Est en cause l’insécurité, avec des gangs, connus sous le nom de « raskol » qui font régner leur loi. Du fait des risques de carjacking, les déplacements en véhicule particulier y sont fortement déconseillés.
Cette situation n’a cependant pas dissuadé l’APEC d’y tenir pour la première fois son sommet annuel.
Mais ce sommet de l’APEC à Port Moresby n’aurait pas pu se tenir sans l’aide de plusieurs pays participants dont la Chine, l’Australie et les Etats-Unis. Port Moresby n’avait ni les infrastructures hôtelières pour héberger les 15 000 participants, ni les équipements pour des conférences, ni les forces de sécurité permettant d’accueillir de telles conférences. Par mesure de sécurité, mais aussi pour des raisons logistiques, délégués et journalistes ont été hébergés à bord de trois paquebots venus spécialement de l’Australie voisine.
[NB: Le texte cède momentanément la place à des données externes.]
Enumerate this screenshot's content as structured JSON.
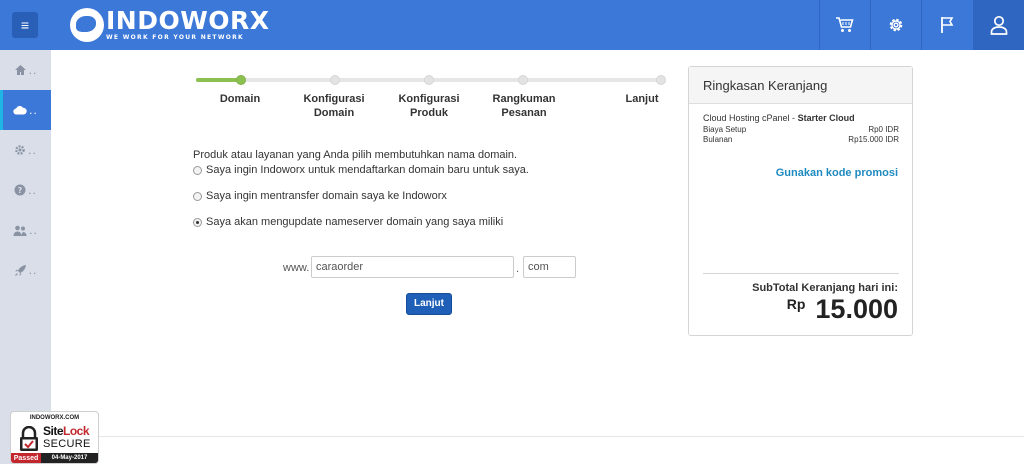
{
  "header": {
    "logo_text": "INDOWORX",
    "logo_tagline": "WE WORK FOR YOUR NETWORK",
    "menu_icon": "hamburger-icon",
    "actions": [
      "cart-icon",
      "gear-icon",
      "flag-icon",
      "user-icon"
    ]
  },
  "sidebar": {
    "items": [
      {
        "icon": "home-icon",
        "dots": "..",
        "active": false
      },
      {
        "icon": "cloud-icon",
        "dots": "..",
        "active": true
      },
      {
        "icon": "gear-icon",
        "dots": "..",
        "active": false
      },
      {
        "icon": "help-icon",
        "dots": "..",
        "active": false
      },
      {
        "icon": "users-icon",
        "dots": "..",
        "active": false
      },
      {
        "icon": "rocket-icon",
        "dots": "..",
        "active": false
      }
    ]
  },
  "steps": {
    "current": 1,
    "total": 5,
    "labels": [
      [
        "Domain"
      ],
      [
        "Konfigurasi",
        "Domain"
      ],
      [
        "Konfigurasi",
        "Produk"
      ],
      [
        "Rangkuman",
        "Pesanan"
      ],
      [
        "Lanjut"
      ]
    ]
  },
  "domain_form": {
    "intro": "Produk atau layanan yang Anda pilih membutuhkan nama domain.",
    "options": [
      {
        "label": "Saya ingin Indoworx untuk mendaftarkan domain baru untuk saya.",
        "checked": false
      },
      {
        "label": "Saya ingin mentransfer domain saya ke Indoworx",
        "checked": false
      },
      {
        "label": "Saya akan mengupdate nameserver domain yang saya miliki",
        "checked": true
      }
    ],
    "www_prefix": "www.",
    "domain_value": "caraorder",
    "separator": ".",
    "tld_value": "com",
    "submit_label": "Lanjut"
  },
  "cart": {
    "title": "Ringkasan Keranjang",
    "product_prefix": "Cloud Hosting cPanel - ",
    "product_name": "Starter Cloud",
    "rows": [
      {
        "label": "Biaya Setup",
        "value": "Rp0 IDR"
      },
      {
        "label": "Bulanan",
        "value": "Rp15.000 IDR"
      }
    ],
    "promo_label": "Gunakan kode promosi",
    "subtotal_label": "SubTotal Keranjang hari ini:",
    "currency": "Rp",
    "total": "15.000"
  },
  "sitelock": {
    "domain": "INDOWORX.COM",
    "brand_site": "Site",
    "brand_lock": "Lock",
    "secure": "SECURE",
    "passed": "Passed",
    "date": "04-May-2017",
    "accent": "#c1272d"
  },
  "colors": {
    "primary": "#3b78d8",
    "progress": "#8cc152",
    "promo": "#1f8ac0",
    "button": "#1f5fb8"
  }
}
Une partie de la mission de sécurisation du sommet a été confiée à des armées étrangères. L’Australie a dépêché un contingent de 1.500 militaires, ainsi que des membres des forces spéciales, de même que des chasseurs F/A-18 Super Hornet et des avions de surveillance, ainsi qu’un porte-hélicoptères mouillant dans le port de la capitale.
Des navires australiens, néo-zélandais et américains ont croisé aussi dans la zone pour surveiller les côtes,
La préparation du sommet a été marquée par la polémique sur l’achat par la Papouasie Nouvelle Guinée de 40 Maserati d’un coût total équivalant à 5,8 millions d’euros et de trois Bentley pour les déplacements des dirigeants de l’APEC, alors que les hôpitaux de province composent avec une pénurie chronique de médicaments, alors que la moitié de la population de la capitale vit dans des bidonvilles et alors que la PNG n’arrive pas à payer tous les enseignants.
La PNG compte 8 millions d’habitants dont les 4/5 vivent en dehors des zones urbaines, loin des infrastructures de communication et de santé et dans un grand sous-développement. Les dirigeants de la PNG, comme le vice-Premier ministre Charles Abel, pensent cependant que faire bonne impression auprès de l’APEC, une organisation dont les membres pèsent ensemble 60% du PIB mondial, est crucial.
« Nous avons besoin d’investissements, de partenariats et de capitaux pour développer notre pays », a-t-il dit. « Le sommet de l’APEC va être une merveilleuse occasion pour la PNG parce que nos richesses, notre population et notre culture offrent beaucoup d’opportunités. » Il n’en demeure pas moins qu’avec une dette de 18 milliards de dollars la Papouasie Nouvelle Guinée dépasse les autres pays du Pacifique.